The average maturity of outstanding stock of dated securities that accounts for 72 per cent of the total public debt was 9.71 years at June-end 2010. This is higher than the end-March figure of 9.67 years, the report said.
The longer maturity was possible due to the strong demand by insurance and provident fund players, it added.
"About 34 per cent of the stock has a maturity in excess of 10 years, a consequence of the robust demand from insurance companies and retirement funds for long-tenor bonds," it said.
The holding pattern of government securities on March-end showed banks were in the major investor category with 51 per cent of the holding, followed by long-term investors like insurance and provident funds with 29 per cent of total holding.
Of the total public debt of Rs 26,97,940 crore, the total outstanding dated securities stood at Rs 19,41,595 crore. The total public debt increased by more than Rs 1 lakh crore in April-June quarter from Rs 25,92,945 crore at March-end this year.

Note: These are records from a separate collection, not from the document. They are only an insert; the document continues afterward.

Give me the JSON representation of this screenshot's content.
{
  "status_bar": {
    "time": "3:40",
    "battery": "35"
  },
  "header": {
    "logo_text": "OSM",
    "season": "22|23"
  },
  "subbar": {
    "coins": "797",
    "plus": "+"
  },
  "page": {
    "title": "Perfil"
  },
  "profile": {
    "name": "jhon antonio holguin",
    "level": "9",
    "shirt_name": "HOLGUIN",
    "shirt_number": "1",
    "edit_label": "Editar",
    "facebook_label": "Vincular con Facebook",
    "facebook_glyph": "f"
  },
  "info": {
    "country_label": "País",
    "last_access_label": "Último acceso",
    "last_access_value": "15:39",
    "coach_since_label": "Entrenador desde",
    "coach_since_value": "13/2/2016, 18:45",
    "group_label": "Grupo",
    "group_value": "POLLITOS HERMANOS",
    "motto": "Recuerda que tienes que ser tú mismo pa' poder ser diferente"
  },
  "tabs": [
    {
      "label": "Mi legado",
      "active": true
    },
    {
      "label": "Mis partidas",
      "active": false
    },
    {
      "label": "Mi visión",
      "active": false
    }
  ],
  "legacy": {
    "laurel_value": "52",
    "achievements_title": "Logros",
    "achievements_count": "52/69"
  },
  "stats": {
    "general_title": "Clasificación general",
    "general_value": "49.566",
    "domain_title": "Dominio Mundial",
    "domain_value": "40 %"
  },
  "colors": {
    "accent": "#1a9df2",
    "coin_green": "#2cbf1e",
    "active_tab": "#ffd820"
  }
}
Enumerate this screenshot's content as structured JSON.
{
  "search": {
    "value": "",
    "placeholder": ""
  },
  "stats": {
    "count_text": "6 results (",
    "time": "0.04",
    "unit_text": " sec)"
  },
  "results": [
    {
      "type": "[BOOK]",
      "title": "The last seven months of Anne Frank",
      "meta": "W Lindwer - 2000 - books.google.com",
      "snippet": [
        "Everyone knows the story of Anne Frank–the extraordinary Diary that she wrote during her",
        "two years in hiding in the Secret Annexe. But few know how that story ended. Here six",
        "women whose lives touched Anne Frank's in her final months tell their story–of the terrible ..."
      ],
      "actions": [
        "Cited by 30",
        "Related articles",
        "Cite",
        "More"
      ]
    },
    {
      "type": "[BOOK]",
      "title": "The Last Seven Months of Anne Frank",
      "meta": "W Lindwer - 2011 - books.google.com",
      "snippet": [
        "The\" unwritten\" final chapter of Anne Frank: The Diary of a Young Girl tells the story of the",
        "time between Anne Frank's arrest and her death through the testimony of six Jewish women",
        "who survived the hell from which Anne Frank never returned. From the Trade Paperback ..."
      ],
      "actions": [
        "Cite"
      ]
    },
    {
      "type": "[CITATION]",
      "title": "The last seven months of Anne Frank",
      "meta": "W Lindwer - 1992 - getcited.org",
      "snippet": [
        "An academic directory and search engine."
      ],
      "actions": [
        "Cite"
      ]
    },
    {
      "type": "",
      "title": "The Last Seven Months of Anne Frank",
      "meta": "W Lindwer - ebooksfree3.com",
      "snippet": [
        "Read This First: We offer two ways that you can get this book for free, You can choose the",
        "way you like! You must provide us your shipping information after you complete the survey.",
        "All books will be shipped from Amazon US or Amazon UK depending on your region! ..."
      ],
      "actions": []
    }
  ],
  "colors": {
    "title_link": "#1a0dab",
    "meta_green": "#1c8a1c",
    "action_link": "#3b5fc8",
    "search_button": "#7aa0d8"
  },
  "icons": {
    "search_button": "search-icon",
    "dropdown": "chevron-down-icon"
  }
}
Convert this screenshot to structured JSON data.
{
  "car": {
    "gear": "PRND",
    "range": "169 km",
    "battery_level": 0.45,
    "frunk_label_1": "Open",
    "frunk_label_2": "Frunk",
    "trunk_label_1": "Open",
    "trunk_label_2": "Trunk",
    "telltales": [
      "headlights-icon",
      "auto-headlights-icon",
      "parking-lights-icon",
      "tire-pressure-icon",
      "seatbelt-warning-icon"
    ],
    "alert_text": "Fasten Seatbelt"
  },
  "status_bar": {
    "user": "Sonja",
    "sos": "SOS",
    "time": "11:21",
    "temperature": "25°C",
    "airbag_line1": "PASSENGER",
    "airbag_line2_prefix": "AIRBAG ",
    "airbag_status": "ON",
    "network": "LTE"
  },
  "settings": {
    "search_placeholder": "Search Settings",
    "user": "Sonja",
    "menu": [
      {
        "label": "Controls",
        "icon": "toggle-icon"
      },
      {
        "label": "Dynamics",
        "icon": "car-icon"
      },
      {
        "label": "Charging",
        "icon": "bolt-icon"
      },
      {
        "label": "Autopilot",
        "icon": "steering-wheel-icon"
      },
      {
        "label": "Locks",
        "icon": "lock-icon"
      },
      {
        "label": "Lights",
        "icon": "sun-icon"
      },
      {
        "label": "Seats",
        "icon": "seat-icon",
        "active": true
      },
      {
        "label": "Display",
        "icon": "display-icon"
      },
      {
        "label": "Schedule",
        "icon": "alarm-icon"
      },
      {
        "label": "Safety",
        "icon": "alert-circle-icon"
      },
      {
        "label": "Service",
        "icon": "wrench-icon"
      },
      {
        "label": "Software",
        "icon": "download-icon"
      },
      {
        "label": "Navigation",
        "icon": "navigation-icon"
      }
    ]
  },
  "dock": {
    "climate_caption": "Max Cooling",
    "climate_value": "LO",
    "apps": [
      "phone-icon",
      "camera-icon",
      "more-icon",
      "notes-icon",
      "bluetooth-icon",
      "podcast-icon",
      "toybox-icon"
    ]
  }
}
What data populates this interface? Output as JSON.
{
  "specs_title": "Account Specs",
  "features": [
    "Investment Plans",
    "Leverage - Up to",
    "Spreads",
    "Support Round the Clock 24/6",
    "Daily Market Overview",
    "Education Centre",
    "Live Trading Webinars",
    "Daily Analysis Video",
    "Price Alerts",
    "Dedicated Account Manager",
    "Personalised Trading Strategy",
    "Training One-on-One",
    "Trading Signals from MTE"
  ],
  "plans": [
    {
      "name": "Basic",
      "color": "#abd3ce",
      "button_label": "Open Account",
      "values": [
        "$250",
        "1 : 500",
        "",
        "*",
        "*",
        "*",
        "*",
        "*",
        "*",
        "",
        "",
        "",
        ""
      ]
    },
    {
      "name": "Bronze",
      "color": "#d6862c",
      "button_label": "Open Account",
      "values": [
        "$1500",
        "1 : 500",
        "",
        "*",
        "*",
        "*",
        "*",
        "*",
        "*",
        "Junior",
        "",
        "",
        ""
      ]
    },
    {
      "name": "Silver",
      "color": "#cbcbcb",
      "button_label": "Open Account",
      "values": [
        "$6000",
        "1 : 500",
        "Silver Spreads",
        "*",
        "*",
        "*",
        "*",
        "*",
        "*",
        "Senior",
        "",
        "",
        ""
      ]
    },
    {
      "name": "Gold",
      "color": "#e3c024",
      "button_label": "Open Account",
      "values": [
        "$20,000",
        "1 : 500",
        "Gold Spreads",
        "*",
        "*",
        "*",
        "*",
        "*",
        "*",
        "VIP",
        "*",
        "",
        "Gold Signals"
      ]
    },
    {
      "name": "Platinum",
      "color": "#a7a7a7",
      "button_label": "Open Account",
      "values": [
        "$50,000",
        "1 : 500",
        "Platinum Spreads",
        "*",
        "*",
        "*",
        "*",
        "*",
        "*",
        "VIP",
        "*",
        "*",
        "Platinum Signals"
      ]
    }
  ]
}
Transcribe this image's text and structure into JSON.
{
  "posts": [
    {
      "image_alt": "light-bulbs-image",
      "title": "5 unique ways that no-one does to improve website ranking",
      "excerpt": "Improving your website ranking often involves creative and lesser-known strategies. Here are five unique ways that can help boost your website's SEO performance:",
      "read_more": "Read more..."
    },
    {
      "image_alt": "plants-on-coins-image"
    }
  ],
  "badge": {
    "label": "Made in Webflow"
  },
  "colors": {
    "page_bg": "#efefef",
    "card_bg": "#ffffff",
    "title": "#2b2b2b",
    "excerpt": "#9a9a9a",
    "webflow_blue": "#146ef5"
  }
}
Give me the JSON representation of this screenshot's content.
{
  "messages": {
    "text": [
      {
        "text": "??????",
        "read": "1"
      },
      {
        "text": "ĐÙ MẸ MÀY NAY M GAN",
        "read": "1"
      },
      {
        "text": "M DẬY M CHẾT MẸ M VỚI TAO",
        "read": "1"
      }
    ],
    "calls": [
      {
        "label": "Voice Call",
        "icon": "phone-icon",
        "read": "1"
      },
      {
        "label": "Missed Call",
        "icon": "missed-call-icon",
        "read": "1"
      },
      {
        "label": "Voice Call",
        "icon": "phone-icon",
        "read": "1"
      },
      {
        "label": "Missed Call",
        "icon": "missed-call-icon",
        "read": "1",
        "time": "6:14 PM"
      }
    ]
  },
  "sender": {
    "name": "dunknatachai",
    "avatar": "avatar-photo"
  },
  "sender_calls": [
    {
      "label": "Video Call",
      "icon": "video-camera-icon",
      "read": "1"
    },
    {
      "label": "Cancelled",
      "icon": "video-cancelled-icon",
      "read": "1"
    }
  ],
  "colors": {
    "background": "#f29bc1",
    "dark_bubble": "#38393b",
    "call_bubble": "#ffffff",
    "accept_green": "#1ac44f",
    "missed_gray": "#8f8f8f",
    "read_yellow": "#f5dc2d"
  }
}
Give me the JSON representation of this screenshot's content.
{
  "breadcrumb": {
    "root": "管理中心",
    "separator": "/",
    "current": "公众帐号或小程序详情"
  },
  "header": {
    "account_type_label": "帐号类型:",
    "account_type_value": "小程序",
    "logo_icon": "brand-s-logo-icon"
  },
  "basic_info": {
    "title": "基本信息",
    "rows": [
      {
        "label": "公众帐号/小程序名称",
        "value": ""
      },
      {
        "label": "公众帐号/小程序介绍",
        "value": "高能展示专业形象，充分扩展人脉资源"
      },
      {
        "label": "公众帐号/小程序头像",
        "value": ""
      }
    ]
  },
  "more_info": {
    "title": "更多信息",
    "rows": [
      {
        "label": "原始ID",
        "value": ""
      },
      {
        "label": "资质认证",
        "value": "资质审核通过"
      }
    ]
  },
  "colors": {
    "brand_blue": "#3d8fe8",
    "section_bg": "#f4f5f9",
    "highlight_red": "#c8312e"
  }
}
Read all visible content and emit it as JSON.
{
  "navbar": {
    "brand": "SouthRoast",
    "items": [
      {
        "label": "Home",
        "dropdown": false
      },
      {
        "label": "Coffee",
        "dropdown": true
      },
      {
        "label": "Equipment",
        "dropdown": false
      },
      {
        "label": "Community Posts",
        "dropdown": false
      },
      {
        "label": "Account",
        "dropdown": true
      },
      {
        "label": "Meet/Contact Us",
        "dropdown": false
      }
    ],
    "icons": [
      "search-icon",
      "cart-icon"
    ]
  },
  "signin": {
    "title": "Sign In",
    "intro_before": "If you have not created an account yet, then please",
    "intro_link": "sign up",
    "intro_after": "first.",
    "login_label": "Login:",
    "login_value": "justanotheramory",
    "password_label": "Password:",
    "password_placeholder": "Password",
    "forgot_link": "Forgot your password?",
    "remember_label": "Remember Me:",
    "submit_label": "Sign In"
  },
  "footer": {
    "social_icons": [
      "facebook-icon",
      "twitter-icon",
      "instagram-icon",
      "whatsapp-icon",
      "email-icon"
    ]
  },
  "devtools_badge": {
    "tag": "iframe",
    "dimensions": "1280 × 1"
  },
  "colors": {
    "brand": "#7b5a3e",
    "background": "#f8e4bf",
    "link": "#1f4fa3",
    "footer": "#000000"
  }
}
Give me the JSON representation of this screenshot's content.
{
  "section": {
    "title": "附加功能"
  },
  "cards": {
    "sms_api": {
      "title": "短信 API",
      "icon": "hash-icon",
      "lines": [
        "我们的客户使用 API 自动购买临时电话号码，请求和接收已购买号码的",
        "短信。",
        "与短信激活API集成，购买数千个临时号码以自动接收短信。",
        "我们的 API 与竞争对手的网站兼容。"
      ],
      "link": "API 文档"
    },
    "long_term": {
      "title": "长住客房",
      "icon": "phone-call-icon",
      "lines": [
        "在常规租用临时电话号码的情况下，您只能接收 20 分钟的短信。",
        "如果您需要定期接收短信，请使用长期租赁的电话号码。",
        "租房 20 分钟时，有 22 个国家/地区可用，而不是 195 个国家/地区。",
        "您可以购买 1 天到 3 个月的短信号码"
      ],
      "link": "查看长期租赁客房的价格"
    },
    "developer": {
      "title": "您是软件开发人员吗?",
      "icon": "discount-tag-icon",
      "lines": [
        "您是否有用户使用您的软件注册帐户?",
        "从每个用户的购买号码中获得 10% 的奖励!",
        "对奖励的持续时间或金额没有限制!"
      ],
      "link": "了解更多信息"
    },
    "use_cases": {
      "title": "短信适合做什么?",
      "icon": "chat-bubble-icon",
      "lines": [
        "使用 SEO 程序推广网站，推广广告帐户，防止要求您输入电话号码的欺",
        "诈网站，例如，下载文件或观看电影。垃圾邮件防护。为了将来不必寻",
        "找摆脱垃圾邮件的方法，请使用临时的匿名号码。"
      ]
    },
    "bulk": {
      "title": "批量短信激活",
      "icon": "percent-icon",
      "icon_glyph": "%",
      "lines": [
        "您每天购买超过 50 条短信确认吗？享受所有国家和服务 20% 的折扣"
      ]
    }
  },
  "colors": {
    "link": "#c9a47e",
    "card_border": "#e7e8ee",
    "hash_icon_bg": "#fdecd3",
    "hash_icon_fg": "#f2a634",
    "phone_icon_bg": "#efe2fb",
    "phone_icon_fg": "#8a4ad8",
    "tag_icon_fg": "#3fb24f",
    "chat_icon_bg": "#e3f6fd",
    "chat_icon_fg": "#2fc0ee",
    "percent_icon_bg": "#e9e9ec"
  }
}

About 28 per cent of outstanding stock has a residual maturity of up to 5 years, which implies that over the next 5 years, on an average, only about 6 per cent of outstanding stock needs to be rolled over every year.
"The low rollover is a conscious debt strategy," the ministry said, adding it has also been a conscious policy to maintain issuance up to 30 years to develop a long-term and liquid yield curve.